The Multinational Monitor

JUNE 15, 1985 - VOLUME 6 - NUMBER 7


Paradise Lost

The Other Side of Paradise:
Foreign Control in the Caribbean
Tom Barry, Beth Wood, and Deb Preusch
Grove Press 1984 - $9.95
Reviewed by Daniel Elias

"The Bahamas are farther from Guyana than London is from Leningrad," and the Dominican Republic and Haiti, which share the small island of Hispaniola, have closer relations with the United States and France than they do with each other. Generalizing about the Caribbean is not easy.

Diversity - geographic, linguistic, political and ancestral - is a key characteristic of the Caribbean region. The Other Side of Paradise, the latest book from the directors of The Resource Center in Albuquerque, shatters many preconceptions about the nature of the Caribbean. The paradox is, however, that despite this diversity, there exists a common strand, the "burden of both past and present foreign domination."

One of the main strengths of the book lies in its two part structure. The first half deals with aspects shared by all the Caribbean states, ranging from transnational corporations and tourism to development and diplomacy. The second part is comprised of profiles of each nation as well as investigations of British, French, Canadian and U.S. influence. The result is an innovative analysis supported by tactual assessment.

The Caribbean, the authors claim, has reached a state of "plantation further modified." Transnational corporations are the new overseers of the plantation; workers who toil for a $3 daily wage the slaves.

In a chapter entitled "The Strangers in Paradise," the authors detail the bounty the world's major TNC's in the Caribbean can claim: A cheap supply of raw materials, a population willing to work for low wages, and a haven for banks and industries wishing to escape the rules and regulations of more industrialized countries.

For the Caribbean, the domination of the transnationals means restricted growth of a local entrepreneurial class, little local control of ownership, and a shortage of capital in the region.

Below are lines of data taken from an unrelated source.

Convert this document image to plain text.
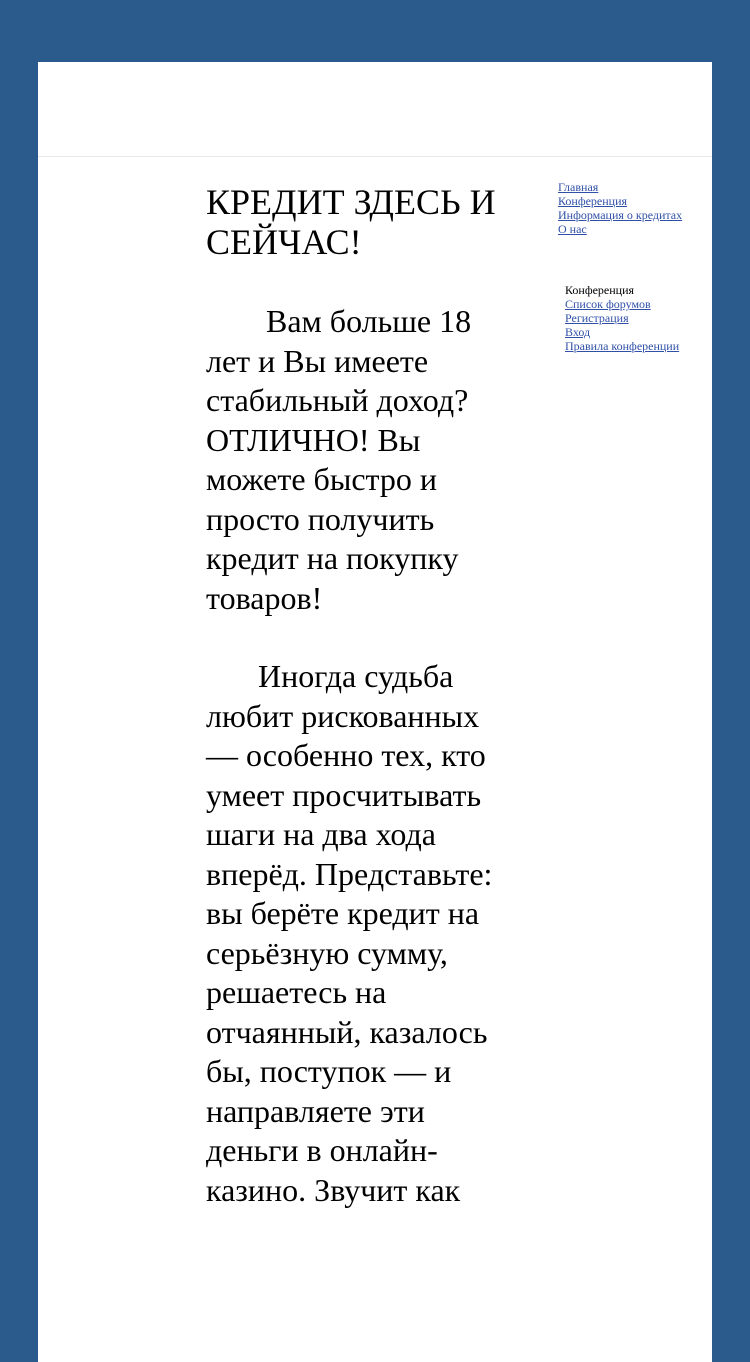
КРЕДИТ ЗДЕСЬ И СЕЙЧАС!

Вам больше 18 лет и Вы имеете стабильный доход? ОТЛИЧНО! Вы можете быстро и просто получить кредит на покупку товаров!

Иногда судьба любит рискованных — особенно тех, кто умеет просчитывать шаги на два хода вперёд. Представьте: вы берёте кредит на серьёзную сумму, решаетесь на отчаянный, казалось бы, поступок — и направляете эти деньги в онлайн-казино. Звучит как

Главная
Конференция
Информация о кредитах
О нас
Конференция
Список форумов
Регистрация
Вход
Правила конференции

The authors advocate not only better methods of control, but a fundamental change in the way corporations do business in the Caribbean. They argue for a transfer of technology that is devoid of political ties.

At present, "what the Caribbean receives are operating instructions for technology, but never a transfer of the knowledge to create technology appropriate to their particular requirements."

The Caribbean region is one of the world's major refining centers and 50 percent of all U.S. oil passes through its shipping lanes. The entire region, however, has no indigenous oil technology. The same pattern is apparent in mining. Though bauxite is plentiful, production of aluminum within the Caribbean is minimal.

The Caribbean states enjoy few of the benefits resulting from the exploitation of their natural resources, but must suffer the full costs of the environmental damage. Two tons of bauxite produces one ton of waste in the form of red mud and dust. The hundreds of tankers afloat in the Caribbean coupled with the numerous offshore drilling wells produce an operational discharge of 7 million barrels of oil per year.

The Caribbean historically has depended on the United States for capital - in 1984 U.S. investment totaled $29.1 billion. The United States also enjoys a positive trade balance, selling more goods to the Caribbean than it imports. But, the United States prides itself on the amount of money it pours back into the region in the form of aid.

The authors suggest, however, that foreign aid does not represent the altruistic side of the United States. Rather, as Jamaica's Prime Minister Edward Seaga pointed out "Aid is not charity it is business." The United States' Caribbean Basin Initiative is similarly at fault, under the CBI "the Caribbean nations had to sign loan contracts with Washington that required the countries to restructure their economies (and hence their politics) in ways pleasing to the U.S. government and U.S. corporations."

Multilateral lending to the Caribbean has increased trade and investment, but is subject to less control than bilateral donor aid and has meant the harnessing of` underdeveloped nations to an industrialized system. The authors conclude that the "heavy indebtedness of the Caribbean nations to public and private lenders has come to be the most suffocating form of foreign control."

The present foreign debt structure in the Caribbean promotes foreign dependence as a way of life.

The second half of the book emphasizes the individuality of the area with short profiles. Haiti under Duvalier or "Baby Doc" is described as a land of startling contrasts: a tourist haven where Voodoo coexists with industrialized sweat shops. The statistics are striking: in Port-au-Prince, 96 percent of the people do not have drinking water: the country has 35 prisons for every school; the life expectancy is 48 years - one of the lowest in the region: only 23 percent of the population is literate; and 90 percent of the people earn less $120 a year.

The television advertising slogan, "Come back to Jamaica, what's old is what's new," contains an unconscious irony. The situation in the Caribbean unfortunately hasn't changed, foreign domination is still the primary characteristic. "It is the sad lot of the Caribbean nations to compete with each other for the crumbs of investment, aid, and trade that fall their way. " U

Daniel Elias, a student at Trinity College, Cambridge, is an intern at the Multinational Monitor.